Da tutto questo si evince che la prima necessità del nostro territorio è di aumentare le superfici verdi e piantumate, non di consumare le poche zone verdi ancora rimaste. Inoltre, con i cambiamenti climatici si alternano periodi di piogge violente a cicli di siccità, che mettono in crisi il sistema città e quello territoriale. Le alluvioni, le frane e la desertificazione del territorio ci stanno trovando spesso (se non sempre) impreparati.

L’eccesiva presenza di CO2 nell’atmosfera, sta rendendo drammatico l’effetto serra. È necessario, dunque, intervenire per “catturare” la CO2. Il più importante serbatoio di raccolta del gas serra è il suolo, che lo “cattura” grazie ai suoi microorganismi.

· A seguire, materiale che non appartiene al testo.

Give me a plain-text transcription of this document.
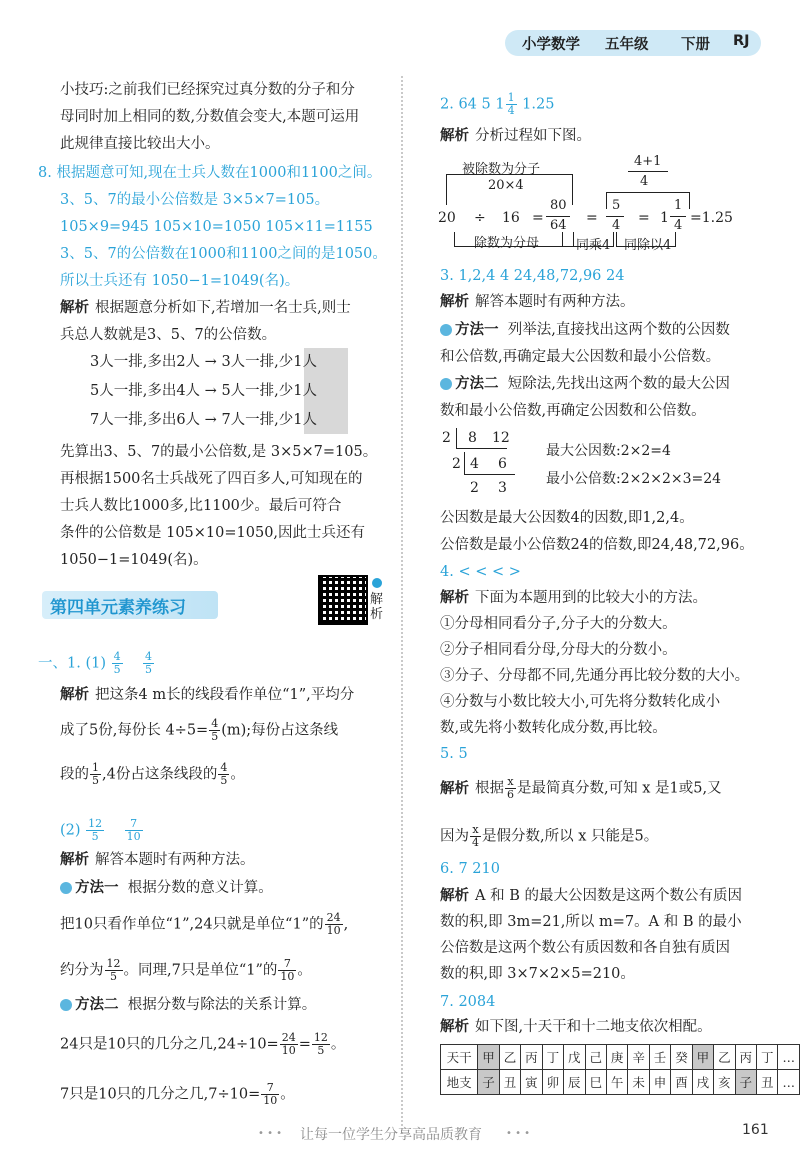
小学数学 五年级 下册 RJ
小技巧:之前我们已经探究过真分数的分子和分
母同时加上相同的数,分数值会变大,本题可运用
此规律直接比较出大小。
8. 根据题意可知,现在士兵人数在1000和1100之间。
3、5、7的最小公倍数是 3×5×7=105。
105×9=945 105×10=1050 105×11=1155
3、5、7的公倍数在1000和1100之间的是1050。
所以士兵还有 1050−1=1049(名)。
解析 根据题意分析如下,若增加一名士兵,则士
兵总人数就是3、5、7的公倍数。
3人一排,多出2人 → 3人一排,少1人
5人一排,多出4人 → 5人一排,少1人
7人一排,多出6人 → 7人一排,少1人
先算出3、5、7的最小公倍数,是 3×5×7=105。
再根据1500名士兵战死了四百多人,可知现在的
士兵人数比1000多,比1100少。最后可符合
条件的公倍数是 105×10=1050,因此士兵还有
1050−1=1049(名)。
第四单元素养练习	解析
一、1. $(1) \frac{4}{5}$
$\frac{4}{5}$
解析 把这条4 m长的线段看作单位“1”,平均分
成了5份,每份长 $4\div 5= \frac{4}{5} (m)$;每份占这条线
段的 $\frac{1}{5} ,4$份占这条线段的 $\frac{4}{5}$ 。
$(2) \frac{12}{5}$
$\frac{7}{10}$
解析 解答本题时有两种方法。
方法一 根据分数的意义计算。
把10只看作单位“1”,24只就是单位“1”的 $\frac{24}{10}$ ,
约分为 $\frac{12}{5}$ 。同理,7只是单位“1”的 $\frac{7}{10}$ 。
方法二 根据分数与除法的关系计算。
24只是10只的几分之几$,24\div 10= \frac{24}{10} = \frac{12}{5}$ 。
7只是10只的几分之几$,7\div 10= \frac{7}{10}$ 。
2. 64 5 $1 \frac{1}{4} 1.25$
解析 分析过程如下图。
被除数为分子
20×4
4+1
4
20 ÷ 16 =
80
64 =
5
4 = 1
1
4 =1.25
除数为分母	同乘4 同除以4
3. 1,2,4 4 24,48,72,96 24
解析 解答本题时有两种方法。
方法一 列举法,直接找出这两个数的公因数
和公倍数,再确定最大公因数和最小公倍数。
方法二 短除法,先找出这两个数的最大公因
数和最小公倍数,再确定公因数和公倍数。
2 8 12
2 4 6
2 3
最大公因数:2×2=4
最小公倍数:2×2×2×3=24
公因数是最大公因数4的因数,即1,2,4。
公倍数是最小公倍数24的倍数,即24,48,72,96。
4. < < < >
解析 下面为本题用到的比较大小的方法。
①分母相同看分子,分子大的分数大。
②分子相同看分母,分母大的分数小。
③分子、分母都不同,先通分再比较分数的大小。
④分数与小数比较大小,可先将分数转化成小
数,或先将小数转化成分数,再比较。
5. 5
解析 根据 $\frac{x}{6}$ 是最简真分数,可知 x 是1或5,又
因为 $\frac{x}{4}$ 是假分数,所以 x 只能是5。
6. 7 210
解析 A 和 B 的最大公因数是这两个数公有质因
数的积,即 3m=21,所以 m=7。A 和 B 的最小
公倍数是这两个数公有质因数和各自独有质因
数的积,即 3×7×2×5=210。
7. 2084
解析 如下图,十天干和十二地支依次相配。
天干	甲	乙	丙	丁	戊	己	庚	辛	壬	癸	甲	乙	丙	丁	…
地支	子	丑	寅	卯	辰	巳	午	未	申	酉	戌	亥	子	丑	…
• • • 让每一位学生分享高品质教育 • • •	161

Per questo è essenziale non solo bloccare il consumo del suolo, tutelare il patrimonio verde esistente e piantare nuovi alberi, ma anche attivare le de-cementificazione.

Un parco di agricoltura biologica

Da decenni si discute su cosa realizzare alla Marangona, la grande area verde a sud della città. Si era ipotizzato un polo dell’innovazione, ed è ancora questa la destinazione in vigore nel PAQE (Piano Area Quadrante Europa) della Regione; poi si è parlato dell’IKEA ed ora di un polo logistico e di capannoni industriali.

Dovrebbe, invece, rimanere a destinazione agricola e trasformarsi in un parco di agricoltura biologica, collegato con la fascia verde che ospita i forti distaccati absburgici, tra il Forte Azzano e il Forte Gisella, per formare un sistema del verde con lo Scalo Merci, la Spianà, e i parchi dell’Adige, della Collina e delle Mura.

A questo punto, la domanda da porsi è dove costruire un contenitore per concerti di musica non operistica e spazi per i giovani. Una struttura della quale la nostra città ne avrebbe disperato bisogno, anche per limitare alla sola lirica gli eventi organizzati all’interno dell’anfiteatro romano.

Sarebbe necessario individuare una grande area industriale dismessa da rigenerare, ben servita da infrastrutture viabilistiche, parcheggi e mezzi di trasporto pubblico, per evitare di congestionare il traffico. Inoltre, dovrebbe essere lontana dai centri abitati, per evitare l’inquinamento acustico che ne deriverebbe. Dove trovare, dunque, un’area con queste caratteristiche? Bisognerebbe esaminare le mappature e i dati che il Comune possiede sulle aree industriali dismesse e trovare quella più idonea a essere trasformata in un luogo per la musica e in spazi per i giovani.

Uno degli ostacoli da superare potrebbe essere l’interesse economico del proprietario dell’area individuata che, molto probabilmente, sarebbe maggiormente attratto da soluzioni diverse, quali le destinazioni logistiche, produttive, commerciali o direzionali, che hanno e stanno occupando la maggior parte delle aree di Verona. Per superare questo problema è necessario che la nostra pubblica amministrazione pianifichi “oggettivamente” il territorio, individuando le zone più idonee a rispondere all’idea di città che si intende portare avanti.